Katrina, climate change | Chemical & Engineering News
Volume 84 Issue 1 | p. 5 | Letters
Issue Date: January 2, 2006

Katrina, climate change

Department: Letters

The tragic catastrophe in New Orleans came as no surprise to scientists concerned about the increased threat of coastal flooding from global warming. This subject was the focus of an international conference on "Climate Change, Extreme Events, and Coastal Cities" held last February at Rice University. Storm intensity is linked to high sea surface temperatures and global warming (Nature 2005, 436, 686). Dangers specific to New Orleans are well-documented in reports from Louisiana State University. On the eve of Katrina's second landfall, hurricane expert Ivor van Heerden of LSU vividly described the likely inundation of New Orleans, and Jeff Masters wrote, "I put the odds of New Orleans getting its levees breached and the city submerged at about 70%" (www.wunderground.com/blog/JeffMasters).

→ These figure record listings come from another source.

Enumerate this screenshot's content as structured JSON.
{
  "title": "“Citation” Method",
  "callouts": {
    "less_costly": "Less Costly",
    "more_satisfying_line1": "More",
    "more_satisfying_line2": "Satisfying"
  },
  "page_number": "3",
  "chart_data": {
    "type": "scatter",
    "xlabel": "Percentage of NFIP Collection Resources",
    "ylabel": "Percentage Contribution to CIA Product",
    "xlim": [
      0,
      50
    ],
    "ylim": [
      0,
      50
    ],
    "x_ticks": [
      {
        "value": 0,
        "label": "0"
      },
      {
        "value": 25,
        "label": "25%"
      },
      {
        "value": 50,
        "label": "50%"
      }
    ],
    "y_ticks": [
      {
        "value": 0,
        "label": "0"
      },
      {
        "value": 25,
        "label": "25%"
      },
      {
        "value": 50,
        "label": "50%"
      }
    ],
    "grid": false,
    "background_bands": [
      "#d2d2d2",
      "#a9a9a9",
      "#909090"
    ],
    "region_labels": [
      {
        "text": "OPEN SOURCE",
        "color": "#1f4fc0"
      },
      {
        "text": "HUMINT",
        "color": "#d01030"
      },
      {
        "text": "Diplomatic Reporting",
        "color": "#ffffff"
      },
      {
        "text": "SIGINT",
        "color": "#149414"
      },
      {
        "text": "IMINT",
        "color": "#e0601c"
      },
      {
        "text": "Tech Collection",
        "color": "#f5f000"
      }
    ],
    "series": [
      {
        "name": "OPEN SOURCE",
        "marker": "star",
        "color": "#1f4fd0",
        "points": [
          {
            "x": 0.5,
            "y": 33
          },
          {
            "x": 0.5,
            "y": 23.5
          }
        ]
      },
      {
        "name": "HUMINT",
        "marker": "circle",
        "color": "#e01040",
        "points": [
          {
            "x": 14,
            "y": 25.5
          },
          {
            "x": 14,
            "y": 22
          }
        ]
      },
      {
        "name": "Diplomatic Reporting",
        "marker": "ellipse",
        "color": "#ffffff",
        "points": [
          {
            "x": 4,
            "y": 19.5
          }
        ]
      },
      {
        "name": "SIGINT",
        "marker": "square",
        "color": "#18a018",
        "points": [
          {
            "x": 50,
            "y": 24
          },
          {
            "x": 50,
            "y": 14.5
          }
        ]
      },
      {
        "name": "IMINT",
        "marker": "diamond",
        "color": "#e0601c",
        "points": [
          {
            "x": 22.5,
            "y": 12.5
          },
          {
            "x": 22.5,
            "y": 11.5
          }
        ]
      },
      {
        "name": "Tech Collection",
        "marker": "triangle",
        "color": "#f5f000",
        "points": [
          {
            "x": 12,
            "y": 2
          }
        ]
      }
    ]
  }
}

Somehow this information never reached government officials. President Bush said, "I don't think anybody anticipated the breach of the levees." The secretary of homeland security and the director of the Federal Emergency Management Agency were likewise incredulous. Consistent with this outlook, the Bush Administration routinely gave low priority to funding requests for protecting New Orleans.

What can we learn from this debacle? Clearly, scientists should have a more prominent advisory role in government, and executives should listen. Sorry, but it ain't gonna happen anytime soon.

Perhaps the most important lesson is that global warming really is affecting the climate. With normal sea surface temperatures, Katrina would have been smaller and less intense. Because of global warming, natural disasters are becoming a graver threat than terrorist attacks. In order for us to assess the dangers and formulate defense plans, climate modeling should be placed on par with military intelligence gathering.

Modeling is not perfect. As chemists know, molecular modeling with density functional theory involves a hodgepodge of methods that sometimes give bizarre predictions. However, the insights we derive from quantum mechanics lead to a far deeper understanding of chemical reactivity than we ever got from Lewis dot structures. In chemical terms, the current Administration is trying to do cutting-edge science while fumbling around with the Dreiding models they used in school.

Denial of global warming is bad science and bad policy. This mind-set has now contributed to vast destruction and death in a great American city.